RazrFalcon/memmap2-rs

Composite memory maps currently impossible

Closed this issue · 7 comments

I want to create a thread-local memory map (could be file-based or anonymous, I'd prefer anonymous) in each of N threads where the first M bytes of each thread-local mapping are mapped to the same file (which is itself mapped into memory). I know this allocation scheme is possible using plain mmap in Linux but I can't find a way to do it in memmap2-rs. That is, there is no way to map the buffer of a MMapMut into the buffer of another MMap* struct.

Am I wrong to believe this or is it truly impossible under the current API?

Can you please illustrate the C or at least plain mmap call sequence you would use?

From your description, I wonder why you just don't pass the byte slice itself to the other threads? And what kind of synchronization exists between them as multiple threads writing into the same mapping without synchronization is likely to imply a data race.

(It is also not clear to me what "thread-local memory map" means here as a memory mapping is by design process-wide as all threads share a single address space in which all memory maps are contained.)

Here's some code from the slice_deque crate that calls to the POSIX mmap:

let ptr = mmap(
            ptr::null_mut(),
            size,
            PROT_READ | PROT_WRITE,
            MAP_SHARED,
            fd,
            0,
        );
        if ptr == MAP_FAILED {
            print_error("@first: mmap failed");
            if close(fd) == -1 {
                print_error("@first: close failed");
            }
            return Err(AllocError::Oom);
        }

        let ptr2 = mmap(
            (ptr as *mut u8).offset(half_size as isize) as *mut c_void,
            half_size,
            PROT_READ | PROT_WRITE,
            MAP_SHARED | MAP_FIXED,
            fd,
            0,
        );

In ptr2, a second map is created by offsetting into the first map at ptr.

The reason for this is because I'm implementing a concurrent Prolog runtime in Rust with a consolidated heap. The first section of the heap (the memory map shared among all threads) is the atom table. The second section that comes immediately after it is the Prolog heap. Cells in the Prolog heap compose Prolog terms. Prolog terms can point down into the atom table.

From your description, I wonder why you just don't pass the byte slice itself to the other threads?

Because of the Prolog VM design, it's most convenient to map the atom table contiguously in memory next to the thread-local Prolog heap. In particular, converting atoms to strings (lists of characters) is very efficient this way.

(It is also not clear to me what "thread-local memory map" means here as a memory mapping is by design process-wide as all threads share a single address space in which all memory maps are contained.)

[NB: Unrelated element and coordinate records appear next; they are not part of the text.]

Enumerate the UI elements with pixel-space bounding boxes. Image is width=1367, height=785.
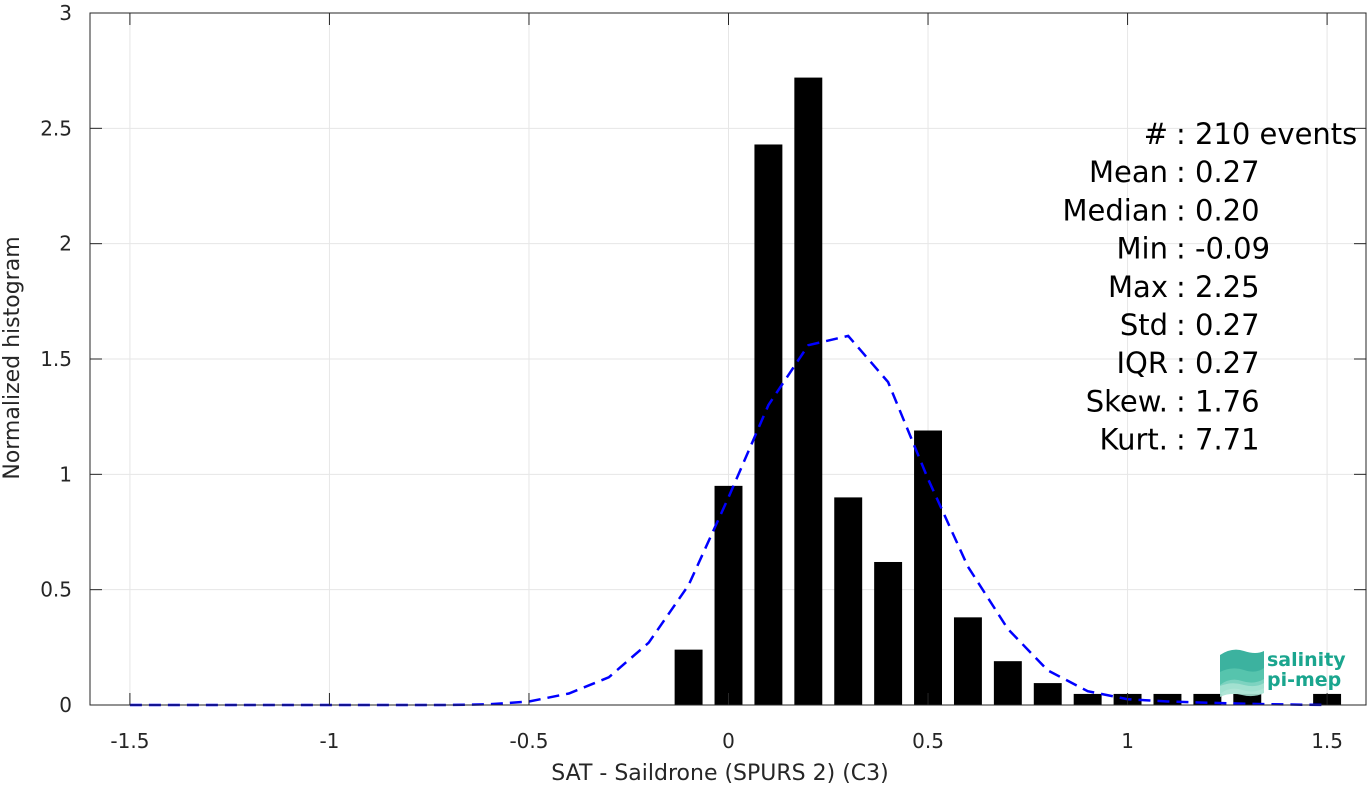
x-tick-label: 0 <box>722 729 735 753</box>
histogram-bar <box>1193 693 1222 705</box>
stat-line: IQR: 0.27 <box>1116 346 1259 380</box>
y-axis-label: Normalized histogram <box>0 236 25 479</box>
histogram-bar <box>993 661 1022 705</box>
x-tick-label: -1 <box>319 729 339 753</box>
statistics-annotation: #: 210 events Mean: 0.27 Median: 0.20 Min: … <box>1063 117 1358 457</box>
y-tick-label: 0 <box>59 693 72 717</box>
logo-text-line1: salinity <box>1267 649 1346 671</box>
logo-text-line2: pi-mep <box>1267 669 1341 691</box>
stat-line: Mean: 0.27 <box>1089 155 1260 189</box>
x-tick-label: -1.5 <box>110 729 149 753</box>
stat-line: Std: 0.27 <box>1120 308 1260 342</box>
x-tick-label: 1 <box>1121 729 1134 753</box>
histogram-bar <box>874 561 903 705</box>
stat-line: Kurt.: 7.71 <box>1100 423 1260 457</box>
x-axis-label: SAT - Saildrone (SPURS 2) (C3) <box>551 761 888 785</box>
histogram-bar <box>834 497 863 705</box>
stat-line: Skew.: 1.76 <box>1086 384 1260 418</box>
stat-line: Max: 2.25 <box>1108 270 1260 304</box>
stat-line: #: 210 events <box>1144 117 1358 151</box>
histogram-bar <box>1153 693 1182 705</box>
histogram-bar <box>1033 683 1062 705</box>
histogram-bars <box>674 77 1342 706</box>
x-ticks: -1.5 -1 -0.5 0 0.5 1 1.5 <box>110 13 1343 753</box>
histogram-bar <box>914 430 942 705</box>
y-tick-label: 0.5 <box>40 578 72 602</box>
y-tick-label: 2 <box>59 232 72 256</box>
y-tick-label: 1 <box>59 462 72 486</box>
histogram-bar <box>1073 693 1102 705</box>
stat-line: Median: 0.20 <box>1063 193 1260 227</box>
x-tick-label: 0.5 <box>912 729 944 753</box>
histogram-bar <box>953 617 982 705</box>
stat-line: Min: -0.09 <box>1117 232 1271 266</box>
x-tick-label: 1.5 <box>1311 729 1343 753</box>
histogram-bar <box>1233 693 1262 705</box>
x-tick-label: -0.5 <box>509 729 548 753</box>
y-tick-label: 2.5 <box>40 116 72 140</box>
histogram-bar <box>794 77 823 705</box>
histogram-bar <box>714 485 743 705</box>
y-ticks: 0 0.5 1 1.5 2 2.5 3 <box>40 1 1366 717</box>
salinity-pi-mep-logo: salinity pi-mep <box>1220 649 1346 697</box>
histogram-bar <box>674 649 703 705</box>
y-tick-label: 1.5 <box>40 347 72 371</box>
wave-logo-icon <box>1220 649 1264 697</box>
y-tick-label: 3 <box>59 1 72 25</box>
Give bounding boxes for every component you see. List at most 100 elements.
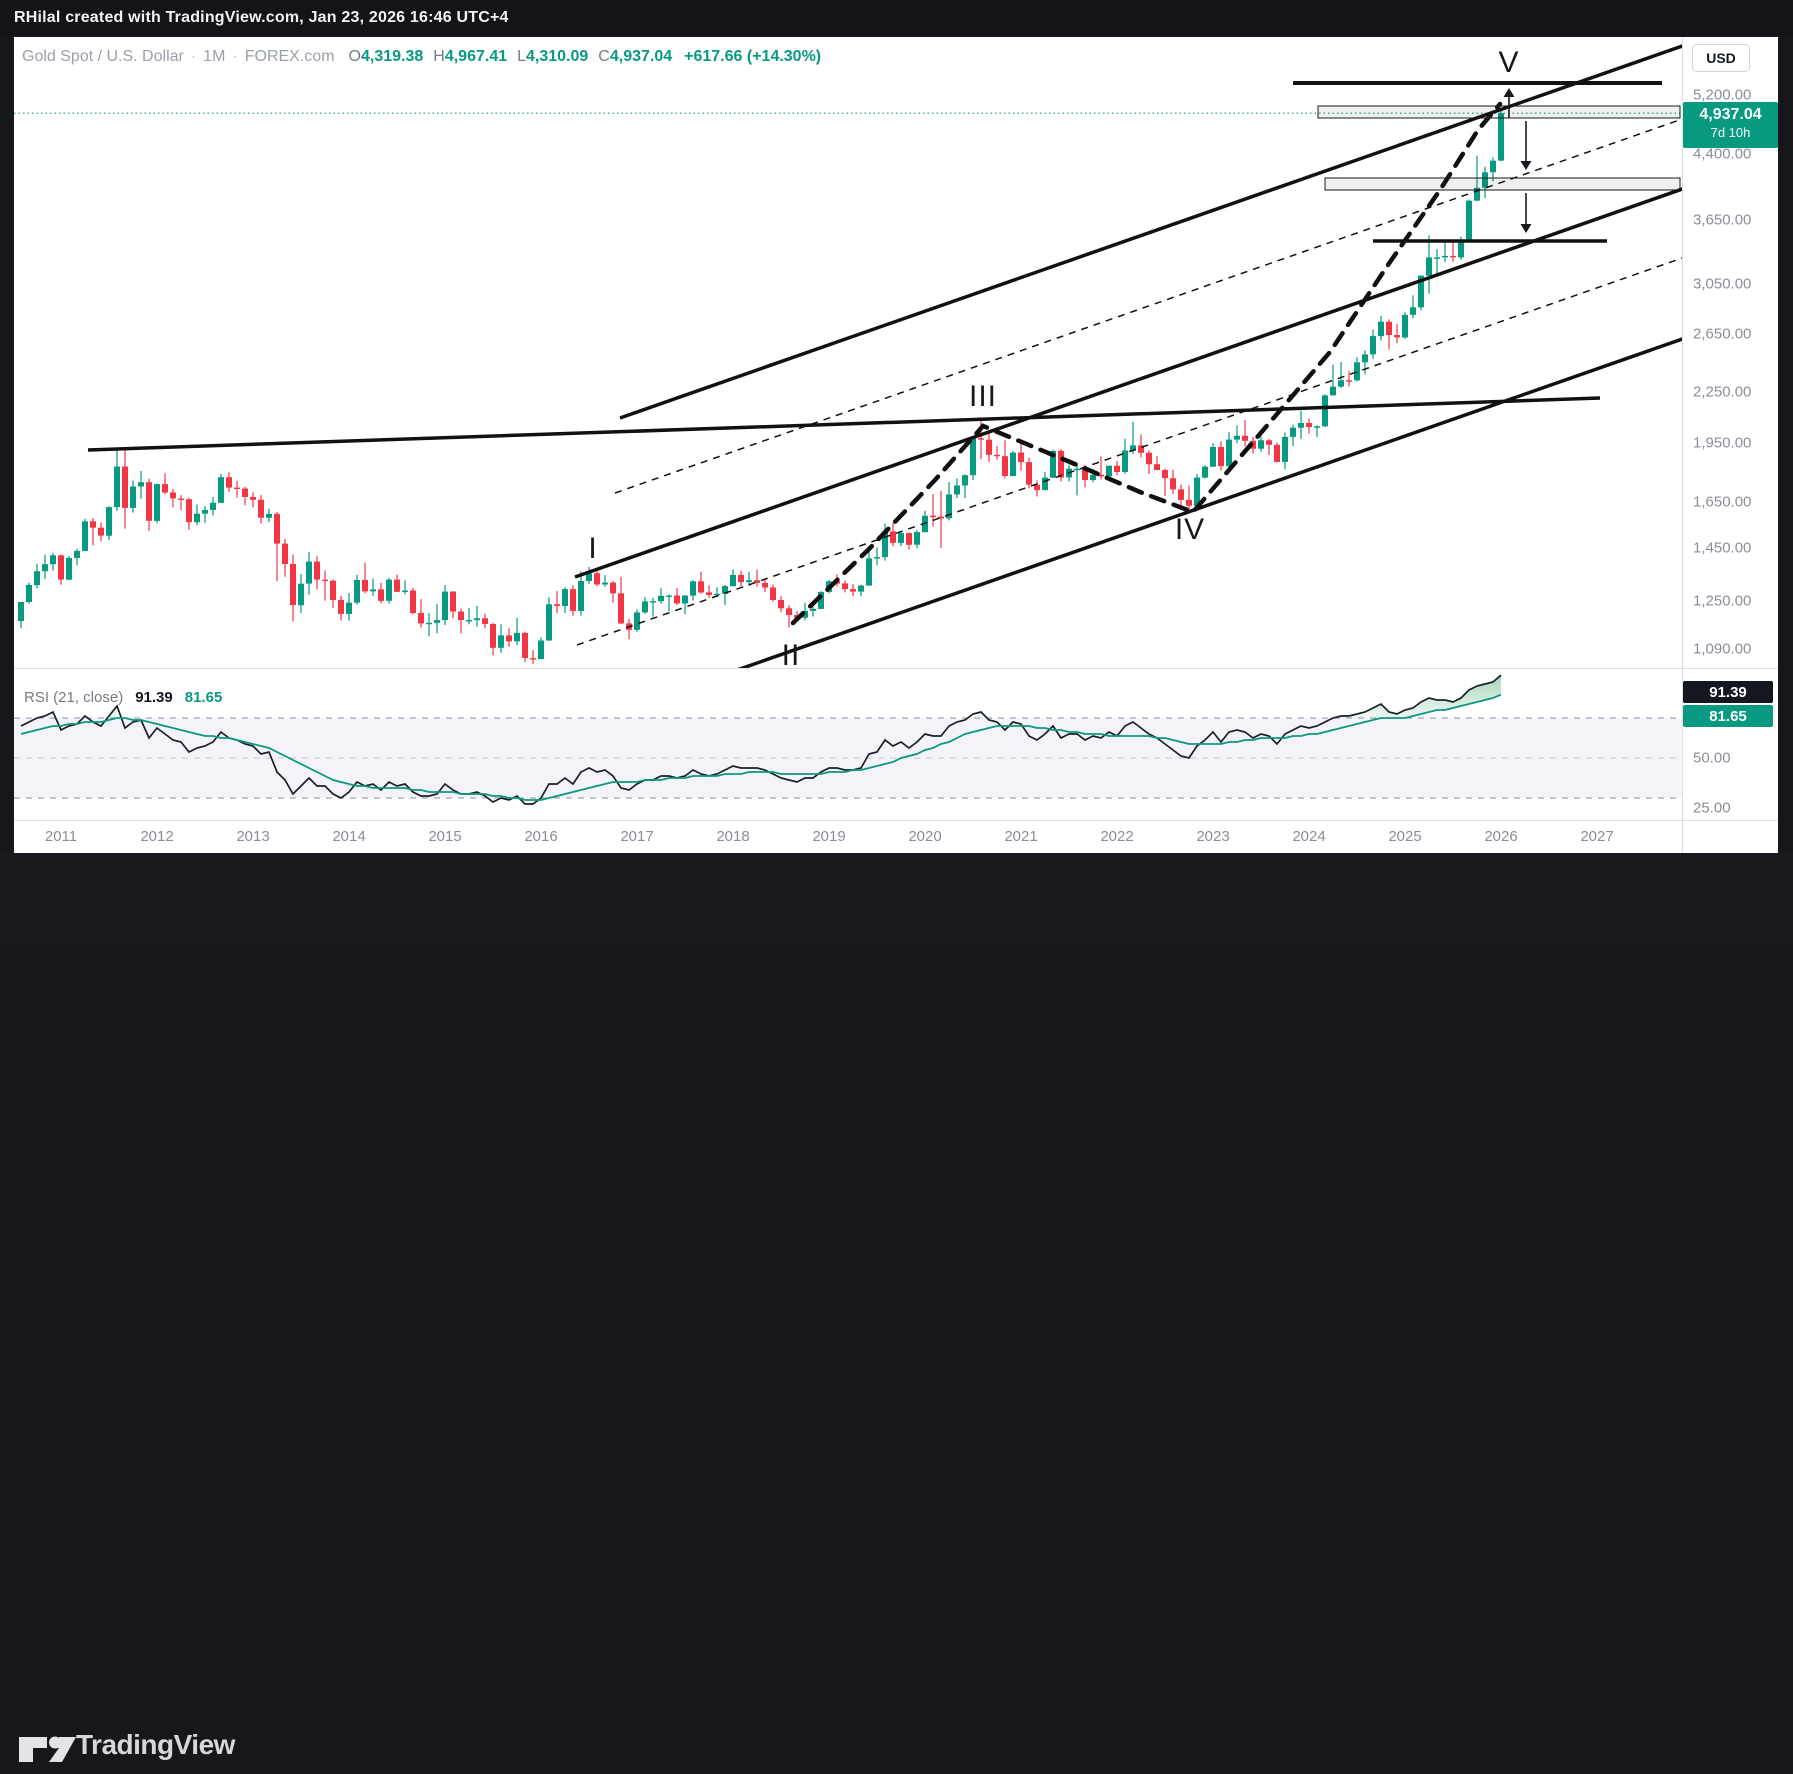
rsi-ma-value: 81.65 xyxy=(184,689,223,706)
candle xyxy=(954,478,960,498)
price-tick-label: 1,950.00 xyxy=(1693,434,1752,452)
candle xyxy=(666,594,672,612)
candle xyxy=(1266,439,1272,455)
candle xyxy=(122,448,128,529)
candle xyxy=(210,496,216,516)
candle xyxy=(290,554,296,622)
symbol-name[interactable]: Gold Spot / U.S. Dollar xyxy=(22,48,184,65)
separator-dot: · xyxy=(232,48,238,65)
candle xyxy=(1098,456,1104,480)
elliott-wave-path[interactable] xyxy=(790,101,1503,626)
attribution-text: RHilal created with TradingView.com, Jan… xyxy=(14,9,509,26)
candle xyxy=(1450,241,1456,262)
rsi-tick-label: 50.00 xyxy=(1693,749,1731,767)
year-tick-label: 2011 xyxy=(44,828,78,845)
candle xyxy=(410,588,416,615)
candle xyxy=(34,563,40,589)
tradingview-wordmark[interactable]: TradingView xyxy=(76,1729,235,1760)
close-label: C xyxy=(598,48,610,65)
candle xyxy=(1162,468,1168,496)
candle xyxy=(50,552,56,571)
last-price-value: 4,937.04 xyxy=(1699,106,1762,123)
channel-top-line[interactable] xyxy=(619,44,1688,420)
candle xyxy=(1130,421,1136,455)
candle xyxy=(1194,474,1200,510)
candle xyxy=(1378,315,1384,341)
arrow-down-to-shelf[interactable] xyxy=(1520,193,1532,233)
rsi-legend-row: RSI (21, close) 91.39 81.65 xyxy=(24,689,222,706)
separator-dot: · xyxy=(190,48,197,65)
candle xyxy=(490,622,496,656)
year-tick-label: 2025 xyxy=(1388,828,1422,845)
candle xyxy=(1394,324,1400,344)
candle xyxy=(1034,480,1040,497)
candle xyxy=(1370,329,1376,359)
wave-label-V[interactable]: V xyxy=(1498,46,1520,79)
candle xyxy=(698,571,704,594)
candle xyxy=(514,617,520,645)
candle xyxy=(746,571,752,587)
rsi-legend-label[interactable]: RSI (21, close) xyxy=(24,689,124,706)
channel-mid-line[interactable] xyxy=(574,187,1688,579)
candle xyxy=(1354,357,1360,382)
candle xyxy=(226,472,232,493)
candle xyxy=(1306,418,1312,434)
candle xyxy=(42,554,48,580)
rsi-pane[interactable] xyxy=(14,674,1682,805)
price-tick-label: 1,450.00 xyxy=(1693,539,1752,557)
candle xyxy=(1074,465,1080,496)
candle xyxy=(546,597,552,641)
change-value: +617.66 (+14.30%) xyxy=(684,48,822,65)
year-tick-label: 2020 xyxy=(908,828,942,845)
candle xyxy=(562,587,568,613)
resistance-2011-high[interactable] xyxy=(87,396,1601,452)
price-pane[interactable] xyxy=(14,44,1688,690)
wave-label-II[interactable]: II xyxy=(781,639,801,672)
candle xyxy=(970,436,976,480)
candle xyxy=(818,591,824,610)
candle xyxy=(178,495,184,511)
channel-dashed-lower[interactable] xyxy=(576,256,1688,646)
attribution-bar: RHilal created with TradingView.com, Jan… xyxy=(0,0,1793,37)
chart-canvas[interactable] xyxy=(0,0,1793,944)
supply-zone-lower[interactable] xyxy=(1324,177,1681,191)
high-value: 4,967.41 xyxy=(444,48,508,65)
candle xyxy=(618,576,624,624)
candle xyxy=(1290,424,1296,447)
candle xyxy=(90,518,96,546)
candle xyxy=(738,570,744,587)
currency-toggle-button[interactable]: USD xyxy=(1692,44,1750,72)
interval-label[interactable]: 1M xyxy=(203,48,226,65)
year-tick-label: 2016 xyxy=(524,828,558,845)
wave-label-III[interactable]: III xyxy=(968,380,998,413)
candle xyxy=(458,608,464,634)
candle xyxy=(850,584,856,597)
channel-bottom-line[interactable] xyxy=(680,337,1688,690)
wave-label-I[interactable]: I xyxy=(588,532,598,565)
candle xyxy=(58,554,64,585)
candle xyxy=(922,510,928,533)
candle xyxy=(202,506,208,524)
candle xyxy=(1426,235,1432,294)
candle xyxy=(1466,199,1472,242)
channel-dashed-upper[interactable] xyxy=(614,117,1688,494)
rsi-main-value: 91.39 xyxy=(135,689,173,706)
candle xyxy=(1410,295,1416,319)
candle xyxy=(1146,450,1152,474)
arrow-up-to-target[interactable] xyxy=(1503,88,1515,118)
candle xyxy=(858,584,864,597)
candle xyxy=(1362,350,1368,375)
candle xyxy=(898,531,904,546)
year-tick-label: 2015 xyxy=(428,828,462,845)
year-tick-label: 2019 xyxy=(812,828,846,845)
candle xyxy=(554,591,560,613)
pane-separator[interactable] xyxy=(14,668,1778,669)
candle xyxy=(1202,465,1208,479)
candle xyxy=(530,650,536,665)
candle xyxy=(274,512,280,581)
candle xyxy=(762,579,768,592)
tradingview-logo-icon[interactable] xyxy=(18,1734,78,1774)
arrow-down-to-zone[interactable] xyxy=(1520,121,1532,170)
candle xyxy=(18,602,24,629)
wave-label-IV[interactable]: IV xyxy=(1174,513,1206,546)
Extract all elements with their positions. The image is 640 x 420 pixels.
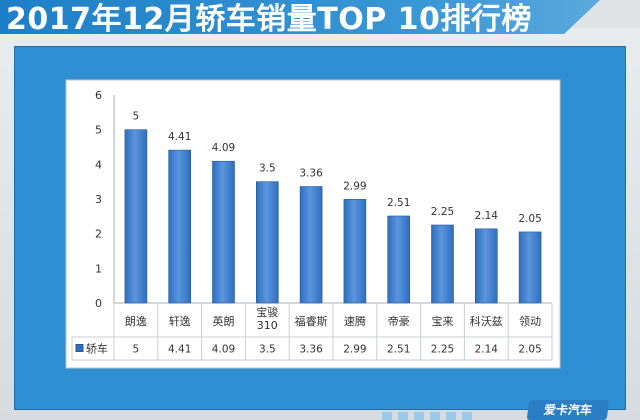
- x-tick-label: 宝来: [432, 314, 454, 328]
- table-cell: 4.09: [212, 344, 235, 356]
- data-label: 3.36: [299, 168, 323, 180]
- page-title: 2017年12月轿车销量TOP 10排行榜: [6, 2, 532, 37]
- bar-轩逸: [168, 149, 191, 304]
- data-label: 2.25: [431, 206, 454, 218]
- x-tick-label: 310: [257, 319, 278, 332]
- bar-朗逸: [124, 129, 148, 304]
- legend-swatch: [75, 344, 84, 352]
- y-tick-label: 3: [95, 193, 102, 206]
- table-cell: 5: [133, 344, 140, 356]
- x-tick-label: 福睿斯: [295, 314, 328, 328]
- bar-速腾: [343, 199, 367, 304]
- table-cell: 2.25: [431, 344, 454, 356]
- x-tick-label: 帝豪: [388, 314, 410, 328]
- x-tick-label: 英朗: [213, 314, 235, 328]
- data-label: 2.51: [387, 197, 410, 209]
- bar-领动: [518, 231, 542, 304]
- bar-福睿斯: [299, 186, 323, 304]
- x-tick-label: 速腾: [344, 314, 366, 328]
- data-label: 3.5: [259, 163, 276, 175]
- data-label: 4.09: [212, 142, 235, 154]
- table-cell: 4.41: [168, 344, 191, 356]
- title-banner: 2017年12月轿车销量TOP 10排行榜: [0, 0, 600, 34]
- table-cell: 2.99: [343, 344, 366, 356]
- table-cell: 2.51: [387, 344, 410, 356]
- bar-英朗: [212, 160, 235, 304]
- bar-宝来: [431, 224, 454, 304]
- table-cell: 2.05: [518, 344, 541, 356]
- y-tick-label: 1: [95, 262, 102, 275]
- data-label: 2.05: [518, 213, 541, 225]
- y-tick-label: 0: [95, 297, 102, 310]
- y-tick-label: 4: [95, 158, 102, 171]
- x-tick-label: 领动: [519, 315, 541, 328]
- x-tick-label: 朗逸: [125, 315, 147, 328]
- y-tick-label: 6: [95, 89, 102, 102]
- bar-帝豪: [387, 215, 411, 304]
- x-tick-label: 轩逸: [169, 314, 191, 328]
- watermark-decoration: [382, 412, 478, 420]
- x-tick-label: 宝骏: [256, 305, 278, 319]
- data-label: 2.14: [475, 210, 499, 222]
- watermark-logo: 爱卡汽车: [526, 400, 610, 420]
- data-label: 2.99: [343, 180, 366, 192]
- table-cell: 3.36: [299, 344, 323, 356]
- x-tick-label: 科沃兹: [470, 314, 503, 328]
- table-cell: 2.14: [475, 344, 499, 356]
- y-tick-label: 2: [95, 228, 102, 241]
- table-cell: 3.5: [259, 344, 276, 356]
- bar-宝骏310: [255, 181, 279, 304]
- data-label: 4.41: [168, 131, 191, 143]
- data-label: 5: [133, 111, 140, 123]
- legend-label: 轿车: [86, 342, 108, 356]
- bar-科沃兹: [474, 228, 498, 304]
- y-tick-label: 5: [95, 124, 102, 137]
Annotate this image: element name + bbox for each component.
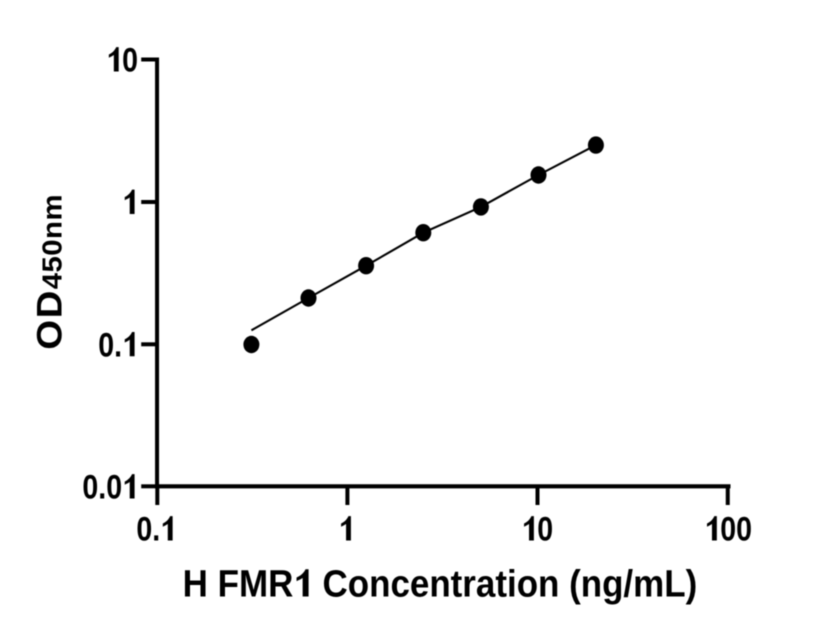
svg-text:Concentration (ng/mL): Concentration (ng/mL): [322, 562, 697, 605]
svg-text:0: 0: [537, 510, 553, 548]
svg-text:OD: OD: [30, 289, 69, 350]
svg-text:00: 00: [720, 510, 752, 548]
svg-text:0: 0: [122, 41, 138, 79]
svg-text:H FMR: H FMR: [183, 562, 294, 605]
svg-text:450nm: 450nm: [37, 194, 68, 289]
svg-text:0.: 0.: [136, 510, 160, 548]
svg-text:0.: 0.: [98, 326, 122, 364]
svg-text:0.0: 0.0: [82, 468, 122, 506]
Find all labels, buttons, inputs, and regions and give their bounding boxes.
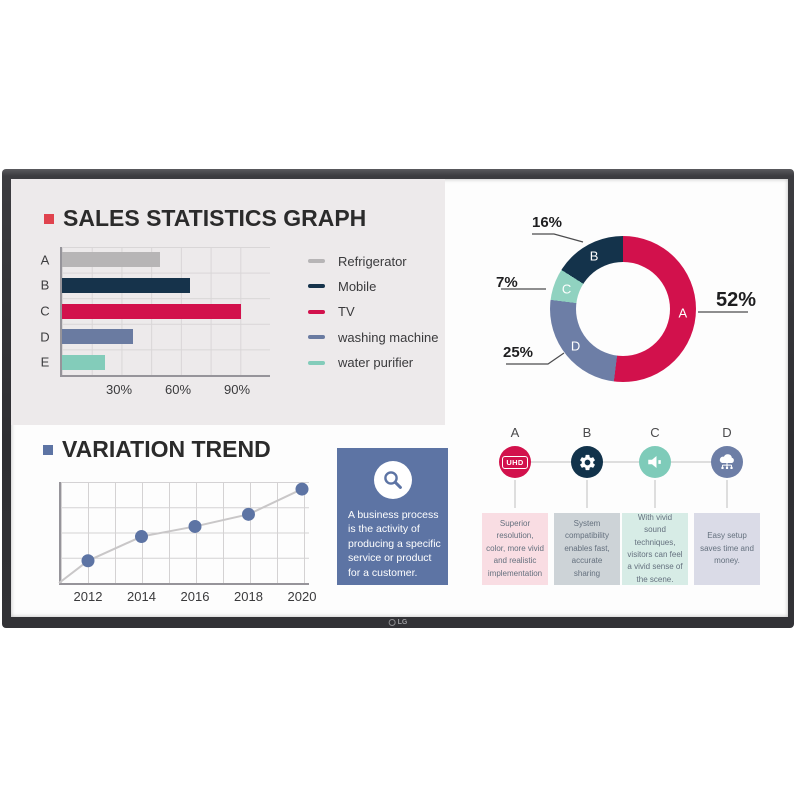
process-stub-line [586,480,588,508]
bar-category-label: D [40,329,50,345]
process-step-circle-b [571,446,603,478]
legend-item: TV [308,304,355,320]
legend-item: Refrigerator [308,253,407,269]
x-tick-label: 30% [105,382,133,397]
cloud-network-icon [719,454,734,469]
process-step-box: Easy setup saves time and money. [694,513,760,585]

By that I mean that every VM thread will have its own local MMapMut object that will never traverse threads but that contains the atom table MMap* as a sub-map.

And what kind of synchronization exists between them as multiple threads writing into the same mapping without synchronization is likely to imply a data race.

Absolutely, I plan to use RCU to manage that. But that's outside the scope of the memmap-rs library.

Also, I'm aware that memory mapping is process-wide and not per-thread. I mention threads just to give context to my use case. I don't expect memmap-rs to be aware of threading and synchronization.

So this appears to be a duplicate of #35, i.e. support for MAP_FIXED.

To be honest, using MAP_FIXED safely appears even harder to just plain non-overlapping mappings and it does not appear to be supported on Windows, so I am unsure whether this crate will be particularly helpful compared to lower-level wrappers like libc, nix or rustix.

Finally, but that is besides questions on this crate's API, why could the terms not just point into a global atom table wherever that is allocated, i.e. why must the two sections of the heap be contiguous?

Heap cells are tagged 64-bit pointers, so their addresses are relative rather than absolute. There would then need to be further tags to distinguish the locations, which would complicate the VM design.

If PRs are welcome for this, I'll try to implement MAP_FIXED. I need it to work on Windows too, so I'll be looking at that as well.

You are right, fixing memory maps is not possible in Windows. Closing this issue.